DDOG — Datadog, Inc.
Datadog has built the most comprehensive unified observability platform in cloud infrastructure — 32,000 enterprise customers, a 120% net revenue retention rate, and 80% gross margins — and the OpenAI churn controversy that drove the stock down 35% from its November 2025 high has obscured what the operating data shows: the platform is winning in enterprise and the AI complexity wave is expanding its footprint rather than contracting it. The business is excellent; the stock at $128.82 trades at 45 times enterprise value to reported free cash flow, a multiple that embeds years of compounding growth as the entry price rather than as the upside. Good business, meaningfully overpriced.
Enterprise technology spending in 2026 has entered a new discipline phase. The unconstrained cloud adoption cycle of 2020 to 2022 — when engineering teams added observability tools, security platforms, and data products without meaningful cost scrutiny — has given way to FinOps mandates, observability budget reviews, and a systematic rationalization of point solutions. Chief information officers who once approved an AppDynamics deployment alongside a Splunk instance alongside a New Relic rollout are now demanding consolidation onto fewer platforms with demonstrable return on investment. The immediate effect on observability vendors is pricing pressure from customers who are over-deployed and expansion resistance from buyers evaluating total cost of ownership for the first time. The second-order effect is a structural advantage for the platform that survives the rationalization — the vendor still installed after the budget committee finishes its review is the vendor that captured the switching cost.
The second macro current affecting observability vendors in 2026 is the OpenAI effect, which is the specific narrative that caused Datadog's stock to fall from $199.72 in November 2025 to its current $128.82. OpenAI was Datadog's largest single customer, with annual recurring revenue estimated at approximately $240 million by mid-2025. OpenAI began building internal observability tooling during 2025 and accelerated that transition through year end; its ARR with Datadog is projected to decline to approximately $80 million by the end of 2026, a reduction of roughly $160 million. On a revenue base of $3.43 billion, this represents approximately five percentage points of growth headwind in 2026 — real but not existential, and specifically isolated to a customer whose engineering capacity and infrastructure spend exist nowhere else in the commercial market. The question the market conflated with this event is whether OpenAI's in-house build signals what every major cloud-native company will eventually do. The operating data for the other 31,999 customers suggest it does not.

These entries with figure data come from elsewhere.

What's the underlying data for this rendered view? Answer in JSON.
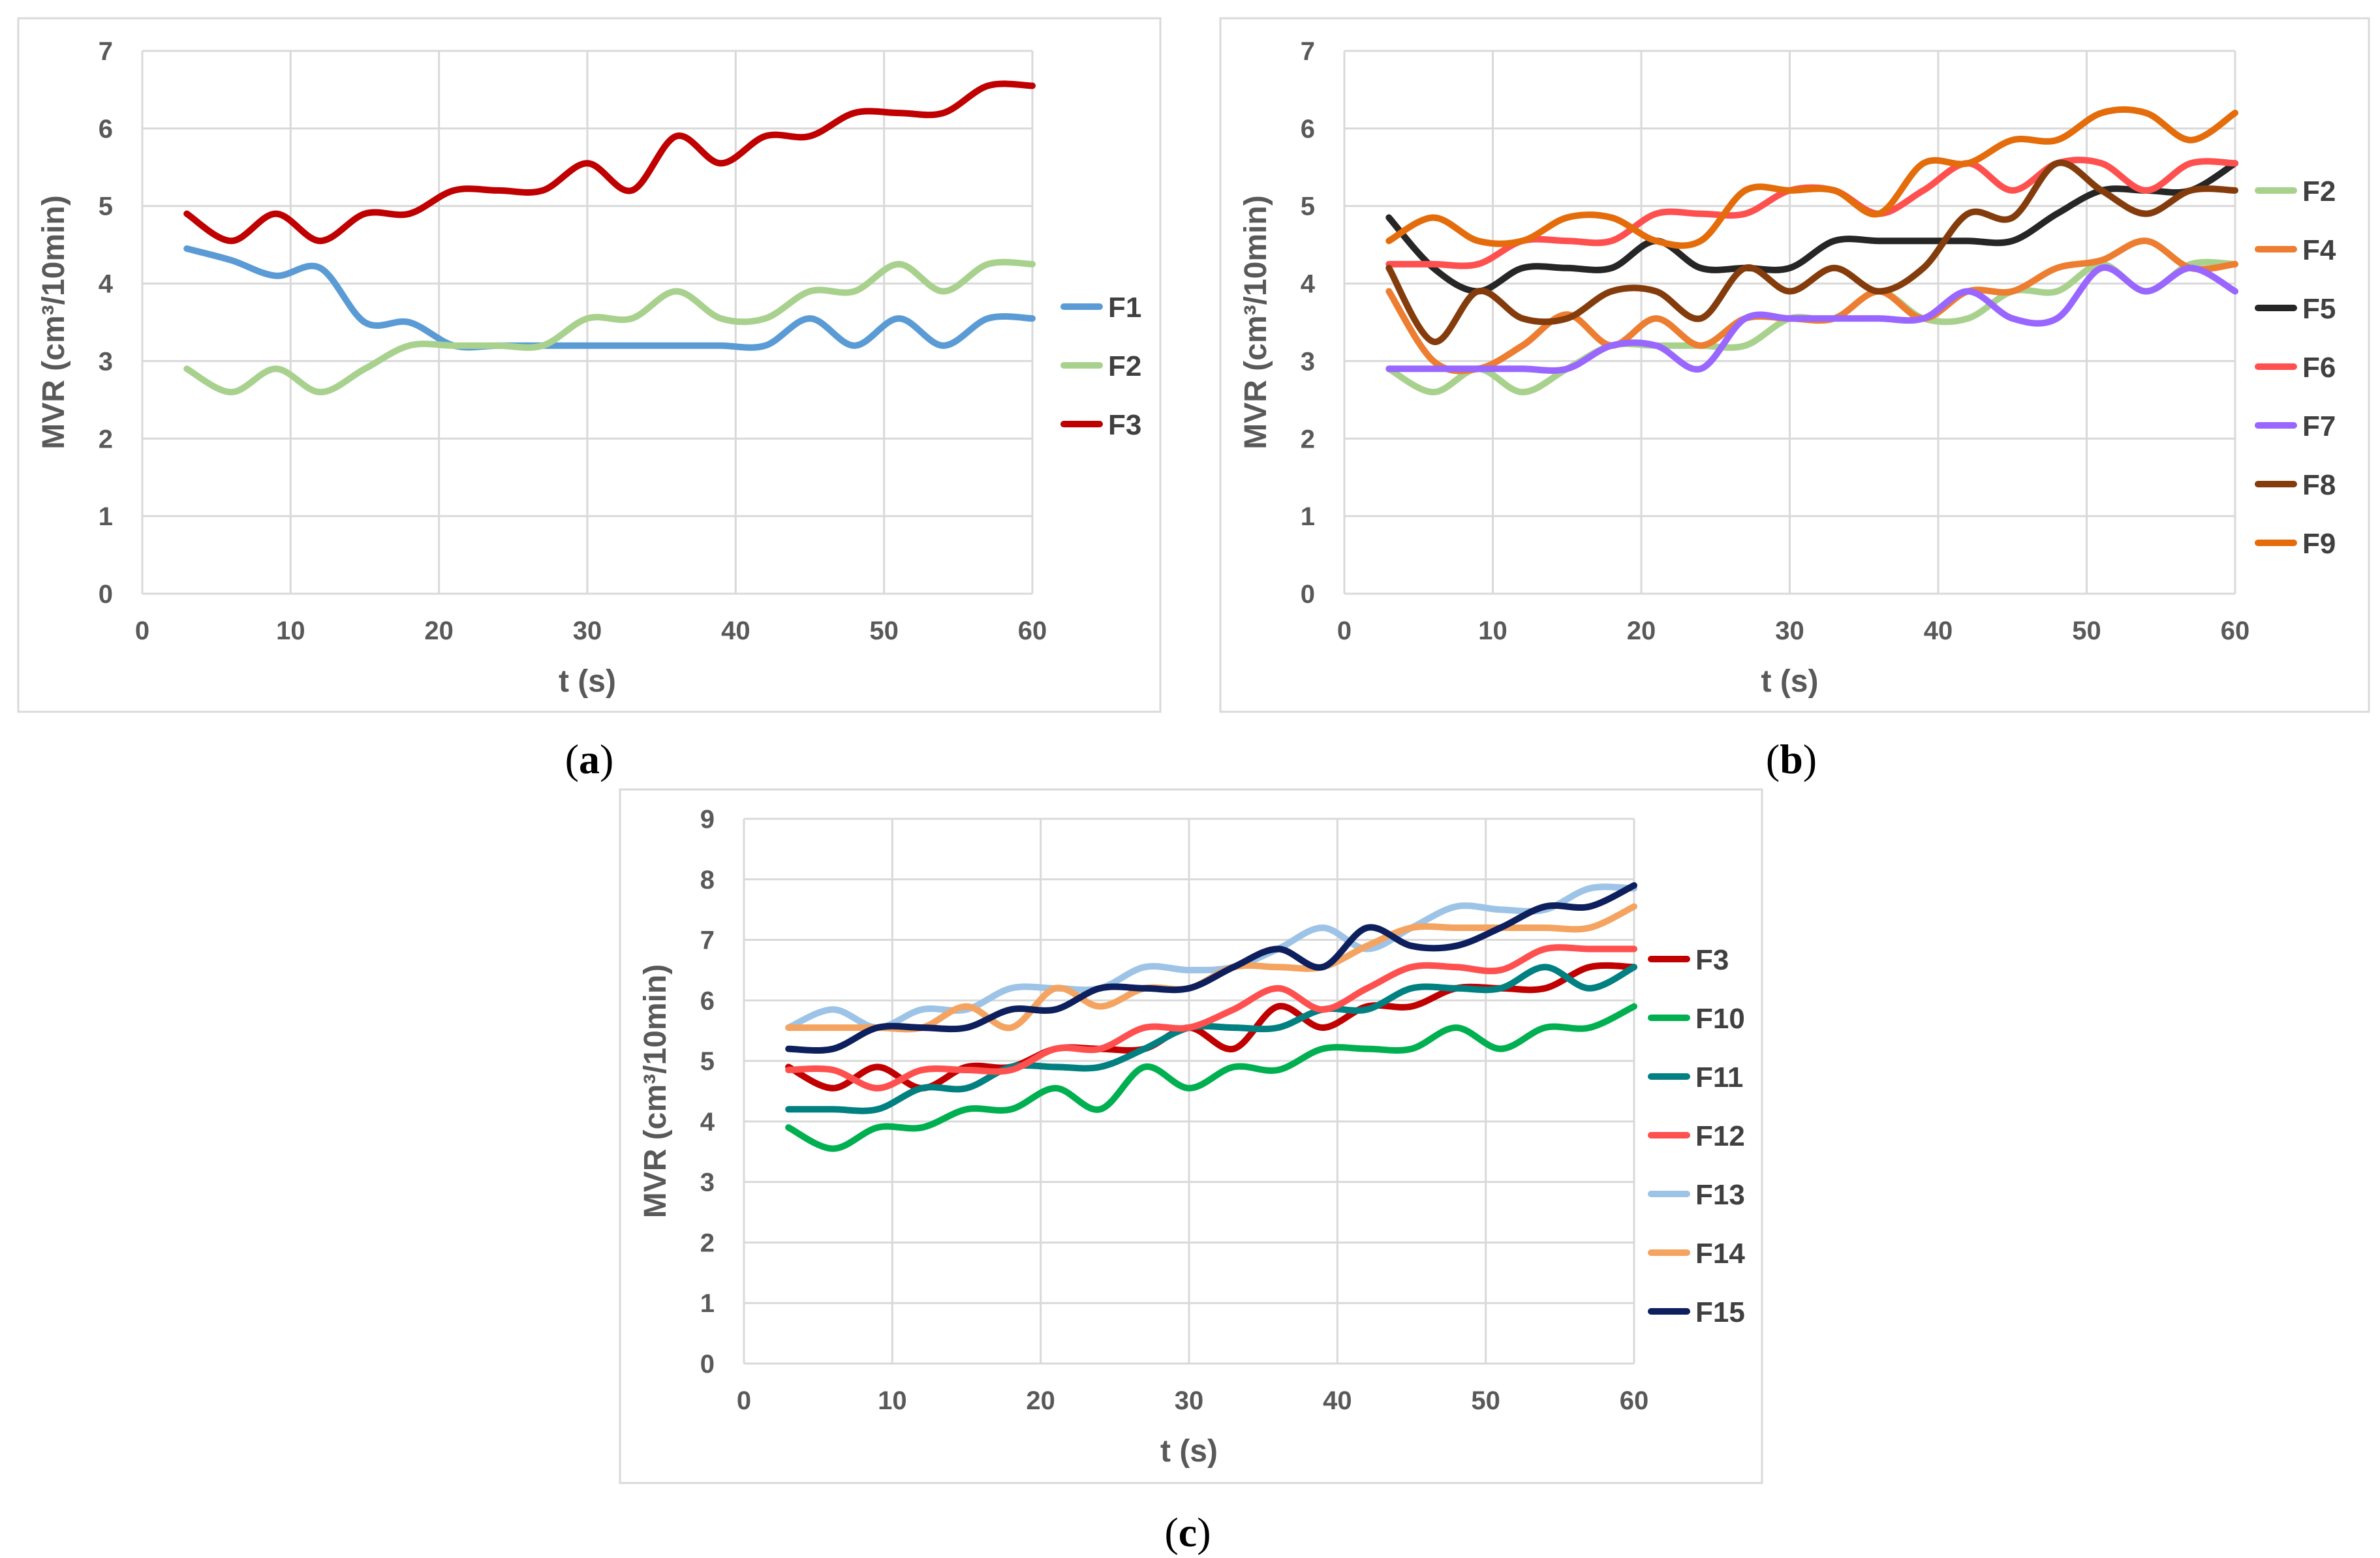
{
  "figure": {
    "panels": [
      "a",
      "b",
      "c"
    ]
  },
  "chart_data": [
    {
      "type": "line",
      "panel": "a",
      "caption": "(a)",
      "caption_letter": "a",
      "xlabel": "t (s)",
      "ylabel": "MVR (cm³/10min)",
      "xlim": [
        0,
        60
      ],
      "ylim": [
        0,
        7
      ],
      "xticks": [
        0,
        10,
        20,
        30,
        40,
        50,
        60
      ],
      "yticks": [
        0,
        1,
        2,
        3,
        4,
        5,
        6,
        7
      ],
      "x": [
        3,
        6,
        9,
        12,
        15,
        18,
        21,
        24,
        27,
        30,
        33,
        36,
        39,
        42,
        45,
        48,
        51,
        54,
        57,
        60
      ],
      "series": [
        {
          "name": "F1",
          "color": "#5b9bd5",
          "values": [
            4.45,
            4.3,
            4.1,
            4.2,
            3.5,
            3.5,
            3.2,
            3.2,
            3.2,
            3.2,
            3.2,
            3.2,
            3.2,
            3.2,
            3.55,
            3.2,
            3.55,
            3.2,
            3.55,
            3.55
          ]
        },
        {
          "name": "F2",
          "color": "#a9d18e",
          "values": [
            2.9,
            2.6,
            2.9,
            2.6,
            2.9,
            3.2,
            3.2,
            3.2,
            3.2,
            3.55,
            3.55,
            3.9,
            3.55,
            3.55,
            3.9,
            3.9,
            4.25,
            3.9,
            4.25,
            4.25
          ]
        },
        {
          "name": "F3",
          "color": "#c00000",
          "values": [
            4.9,
            4.55,
            4.9,
            4.55,
            4.9,
            4.9,
            5.2,
            5.2,
            5.2,
            5.55,
            5.2,
            5.9,
            5.55,
            5.9,
            5.9,
            6.2,
            6.2,
            6.2,
            6.55,
            6.55
          ]
        }
      ]
    },
    {
      "type": "line",
      "panel": "b",
      "caption": "(b)",
      "caption_letter": "b",
      "xlabel": "t (s)",
      "ylabel": "MVR (cm³/10min)",
      "xlim": [
        0,
        60
      ],
      "ylim": [
        0,
        7
      ],
      "xticks": [
        0,
        10,
        20,
        30,
        40,
        50,
        60
      ],
      "yticks": [
        0,
        1,
        2,
        3,
        4,
        5,
        6,
        7
      ],
      "x": [
        3,
        6,
        9,
        12,
        15,
        18,
        21,
        24,
        27,
        30,
        33,
        36,
        39,
        42,
        45,
        48,
        51,
        54,
        57,
        60
      ],
      "series": [
        {
          "name": "F2",
          "color": "#a9d18e",
          "values": [
            2.9,
            2.6,
            2.9,
            2.6,
            2.9,
            3.2,
            3.2,
            3.2,
            3.2,
            3.55,
            3.55,
            3.9,
            3.55,
            3.55,
            3.9,
            3.9,
            4.25,
            3.9,
            4.25,
            4.25
          ]
        },
        {
          "name": "F4",
          "color": "#ed7d31",
          "values": [
            3.9,
            3.0,
            2.9,
            3.2,
            3.6,
            3.2,
            3.55,
            3.2,
            3.55,
            3.55,
            3.55,
            3.9,
            3.55,
            3.9,
            3.9,
            4.2,
            4.3,
            4.55,
            4.2,
            4.25
          ]
        },
        {
          "name": "F5",
          "color": "#262626",
          "values": [
            4.85,
            4.2,
            3.9,
            4.2,
            4.2,
            4.2,
            4.55,
            4.2,
            4.2,
            4.2,
            4.55,
            4.55,
            4.55,
            4.55,
            4.55,
            4.9,
            5.2,
            5.2,
            5.2,
            5.55
          ]
        },
        {
          "name": "F6",
          "color": "#ff5050",
          "values": [
            4.25,
            4.25,
            4.25,
            4.55,
            4.55,
            4.55,
            4.9,
            4.9,
            4.9,
            5.2,
            5.2,
            4.9,
            5.2,
            5.55,
            5.2,
            5.55,
            5.55,
            5.2,
            5.55,
            5.55
          ]
        },
        {
          "name": "F7",
          "color": "#9966ff",
          "values": [
            2.9,
            2.9,
            2.9,
            2.9,
            2.9,
            3.2,
            3.2,
            2.9,
            3.55,
            3.55,
            3.55,
            3.55,
            3.55,
            3.9,
            3.55,
            3.55,
            4.2,
            3.9,
            4.2,
            3.9
          ]
        },
        {
          "name": "F8",
          "color": "#843c0c",
          "values": [
            4.2,
            3.25,
            3.9,
            3.55,
            3.55,
            3.9,
            3.9,
            3.55,
            4.2,
            3.9,
            4.2,
            3.9,
            4.2,
            4.9,
            4.85,
            5.55,
            5.2,
            4.9,
            5.2,
            5.2
          ]
        },
        {
          "name": "F9",
          "color": "#e46c0a",
          "values": [
            4.55,
            4.85,
            4.55,
            4.55,
            4.85,
            4.85,
            4.55,
            4.55,
            5.2,
            5.2,
            5.2,
            4.9,
            5.55,
            5.55,
            5.85,
            5.85,
            6.2,
            6.2,
            5.85,
            6.2
          ]
        }
      ]
    },
    {
      "type": "line",
      "panel": "c",
      "caption": "(c)",
      "caption_letter": "c",
      "xlabel": "t (s)",
      "ylabel": "MVR (cm³/10min)",
      "xlim": [
        0,
        60
      ],
      "ylim": [
        0,
        9
      ],
      "xticks": [
        0,
        10,
        20,
        30,
        40,
        50,
        60
      ],
      "yticks": [
        0,
        1,
        2,
        3,
        4,
        5,
        6,
        7,
        8,
        9
      ],
      "x": [
        3,
        6,
        9,
        12,
        15,
        18,
        21,
        24,
        27,
        30,
        33,
        36,
        39,
        42,
        45,
        48,
        51,
        54,
        57,
        60
      ],
      "series": [
        {
          "name": "F3",
          "color": "#c00000",
          "values": [
            4.9,
            4.55,
            4.9,
            4.55,
            4.9,
            4.9,
            5.2,
            5.2,
            5.2,
            5.55,
            5.2,
            5.9,
            5.55,
            5.9,
            5.9,
            6.2,
            6.2,
            6.2,
            6.55,
            6.55
          ]
        },
        {
          "name": "F10",
          "color": "#00b050",
          "values": [
            3.9,
            3.55,
            3.9,
            3.9,
            4.2,
            4.2,
            4.55,
            4.2,
            4.9,
            4.55,
            4.9,
            4.85,
            5.2,
            5.2,
            5.2,
            5.55,
            5.2,
            5.55,
            5.55,
            5.9
          ]
        },
        {
          "name": "F11",
          "color": "#008080",
          "values": [
            4.2,
            4.2,
            4.2,
            4.55,
            4.55,
            4.9,
            4.9,
            4.9,
            5.2,
            5.55,
            5.55,
            5.55,
            5.85,
            5.85,
            6.2,
            6.2,
            6.2,
            6.55,
            6.2,
            6.55
          ]
        },
        {
          "name": "F12",
          "color": "#ff5050",
          "values": [
            4.85,
            4.85,
            4.55,
            4.85,
            4.85,
            4.85,
            5.2,
            5.2,
            5.55,
            5.55,
            5.85,
            6.2,
            5.85,
            6.2,
            6.55,
            6.55,
            6.5,
            6.85,
            6.85,
            6.85
          ]
        },
        {
          "name": "F13",
          "color": "#9dc3e6",
          "values": [
            5.55,
            5.85,
            5.55,
            5.85,
            5.85,
            6.2,
            6.2,
            6.2,
            6.55,
            6.5,
            6.55,
            6.85,
            7.2,
            6.85,
            7.2,
            7.55,
            7.5,
            7.5,
            7.85,
            7.85
          ]
        },
        {
          "name": "F14",
          "color": "#f4a460",
          "values": [
            5.55,
            5.55,
            5.55,
            5.55,
            5.9,
            5.55,
            6.2,
            5.9,
            6.2,
            6.2,
            6.55,
            6.55,
            6.55,
            6.9,
            7.2,
            7.2,
            7.2,
            7.2,
            7.2,
            7.55
          ]
        },
        {
          "name": "F15",
          "color": "#0d1f5c",
          "values": [
            5.2,
            5.2,
            5.55,
            5.55,
            5.55,
            5.85,
            5.85,
            6.2,
            6.2,
            6.2,
            6.55,
            6.85,
            6.55,
            7.2,
            6.9,
            6.9,
            7.2,
            7.55,
            7.55,
            7.9
          ]
        }
      ]
    }
  ]
}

The observability and application performance monitoring market is a $28 billion addressable opportunity as of 2026, growing at approximately 15 to 16 percent annually, and is structurally different from most enterprise software categories in one critical way: the cost of not monitoring is catastrophic. A financial services firm running unreliable trades, a retail platform losing transactions during peak load, a healthcare system with degraded application response times — these are not inconveniences. They are existential events for the businesses involved. This necessity-product characteristic means demand is not optional and is not the first line item cut when budgets tighten. It means pricing power is real. It means the platform already instrumented into production environments has the same structural advantage as any indispensable infrastructure provider: replacement requires engineering effort, risk, and downtime that no organization undertakes without serious cause.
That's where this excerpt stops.